We met up at the corridor pathway outside, in front of the elderly mother who looked up at the specialist, tongue all tied up. The specialist then explained to them about the current situation that was happening, what we were doing at the moment, and that they have to brace themselves to a fact that she might not make it.
The brother was shouting at us; I thought he might be saying that it was all very sudden - one day they brought her here, and the next day she was intubated and was going to die? The other older brother was squatting against the wall outside the room she was in. He was crying, sobbing uncontrollably while the youngest of all, the little sister maybe 7 or 8 years old of age, not quite understanding what was going on with her family and more concerned towards her crying mother, was standing with her hands on her mother's shoulder while looking at us.
We came back inside to resume attending the patient and after 40 minutes of fruitless resuscitation, we pronounced her dead at 4.02 pm. We tidied up the room, we covered her with her shirt and tucked her back under the blanket. This is very crucial - we are preparing for the final moment of her with her family. Once everything is presentable, we asked the family to come in and see her for the last time.
And thus, was the first time I saw anger, at its most horrid, as a stage in grief. The mother couldn't even walk, she had to be supported by the staff. A chair was prepared and she collapsed into it, bursting with tears outside the room. The brothers were shouting in tears at the deceased, heads banged repeatedly with their hands and walls were punched again and again. That indescribable feeling of denial, the disbelief, the cruelest shock of one dearest being taken away so suddenly from their lives manifested as pure anger so gut retching you could almost feel it radiating into you. So much so that you couldn't handled it even though all you wanted to do was to embrace them tightly in sadness as to share the pain, to lessen the grief. None of us could handle the raging grief so we all hurriedly left the room, leaving them to grief in their own way.

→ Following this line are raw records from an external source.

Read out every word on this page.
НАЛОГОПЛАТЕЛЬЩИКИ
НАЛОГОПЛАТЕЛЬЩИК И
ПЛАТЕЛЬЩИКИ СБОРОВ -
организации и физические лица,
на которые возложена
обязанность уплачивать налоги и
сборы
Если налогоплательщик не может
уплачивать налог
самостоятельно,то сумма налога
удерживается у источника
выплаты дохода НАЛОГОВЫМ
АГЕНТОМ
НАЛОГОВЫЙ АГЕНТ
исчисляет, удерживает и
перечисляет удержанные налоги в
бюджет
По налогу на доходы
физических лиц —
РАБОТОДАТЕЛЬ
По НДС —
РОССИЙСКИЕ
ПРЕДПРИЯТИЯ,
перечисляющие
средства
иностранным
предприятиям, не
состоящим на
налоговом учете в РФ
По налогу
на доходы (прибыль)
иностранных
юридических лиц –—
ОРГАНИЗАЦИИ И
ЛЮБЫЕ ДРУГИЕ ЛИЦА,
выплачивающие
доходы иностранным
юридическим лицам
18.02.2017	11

Once they all have calmed down, then the natural order of things took over. The matter of transportation, the permits, the documentations. Yes, they were still grieving, but there are still many things to take care of. Soon afterwards, a retrospective entry was made by us to document what was happening. I collected my belongings I threw when I first came running into the ward, pushing along with me the cardiac monitoring machine and began walking back towards my ward.
No matter how many times I see death that comes and grief that is being left behind, it is always unsettling. There are things that we, as a body of healthcare professionals can improve on, and things that us, as a community can learn on. May the occasional deaths and the shake ups of grief that accompany them bring about a better approach towards care of the patients and their end-of-life treatment. Amin.